Escrito por Gilson Monteiro às 08:30 do dia 25 de julho de 2025
Sobre: Revitalização midiática
  • Palacete abandonado no Centro de Niterói
25jul
Palacete em ruínas tem sua história e sua serventia desprezadas pelo projeto de revitalização do Centro de Niterói

A imagem que acompanha este texto não precisa de legenda — ela grita por atenção. O prédio histórico que um dia abrigou a antiga Secretaria Estadual de Fazenda e já serviu a Dom Pedro I está em estado lastimável. Por trás dos tapumes que cercam o palacete da Rua Marechal Deodoro pode se ver janelas quebradas, vegetação crescida e muros pichados. Um homem separava caixas empilhadas desordenadamente à frente de uma velha camionete. Reflexos do colapso de uma política pública que escolhe o que lembrar e o que deixar cair no esquecimento.

O prefeito Rodrigo Neves fala há anos em “revitalização” do Centro. Mas enquanto a Avenida Visconde do Rio Branco recebe prédios novos e atenção midiática — junto ao Caminho Niemeyer, com seu apelo turístico — as ruas adjacentes vivem esquecidas. A Marechal Deodoro, por exemplo, já foi símbolo da força comercial da colônia libanesa.

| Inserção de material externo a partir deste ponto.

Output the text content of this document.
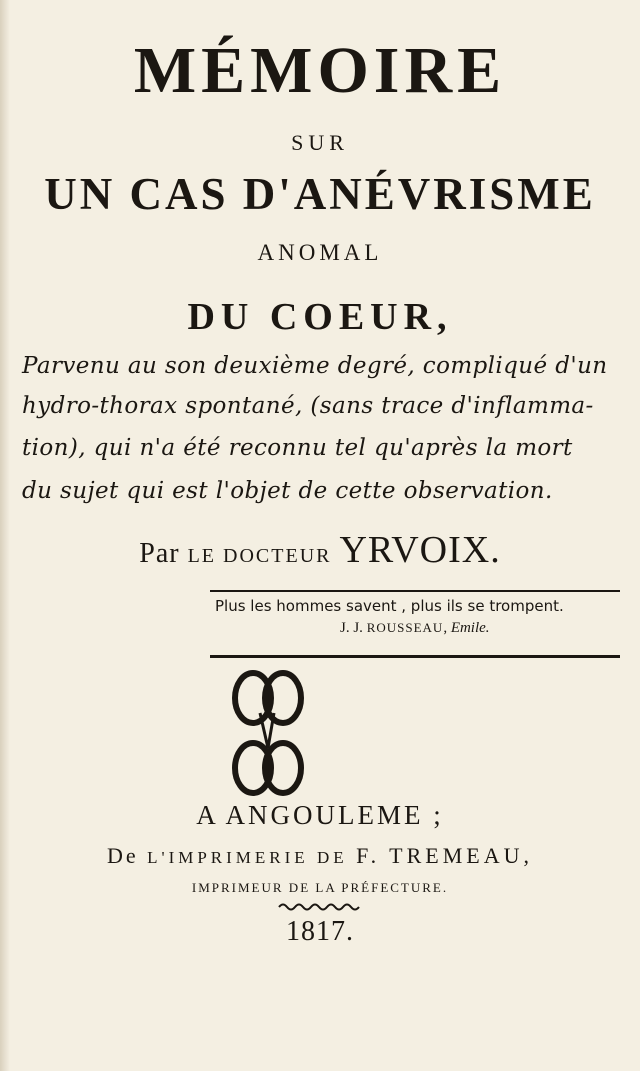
MÉMOIRE
SUR
UN CAS D'ANÉVRISME
ANOMAL
DU COEUR,
Parvenu au son deuxième degré, compliqué d'un
hydro-thorax spontané, (sans trace d'inflamma-
tion), qui n'a été reconnu tel qu'après la mort
du sujet qui est l'objet de cette observation.
Par LE DOCTEUR YRVOIX.
Plus les hommes savent , plus ils se trompent.
J. J. ROUSSEAU, Emile.
A ANGOULEME ;
De L'IMPRIMERIE DE F. TREMEAU,
IMPRIMEUR DE LA PRÉFECTURE.
1817.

A antiga sede da Secretaria da Fazenda, com sua arquitetura imponente, poderia ser um polo de serviços públicos. Imagina se a prefeitura realocasse ali órgãos municipais — atraindo movimento, fomentando o comércio, dando nova vida à região. E ainda há o edifício do antigo IASERJ, outra estrutura no Centro que segue sem destino, talvez porque a Zona Sul, com seus pontos turísticos e bairros nobres, garanta mais retorno eleitoral.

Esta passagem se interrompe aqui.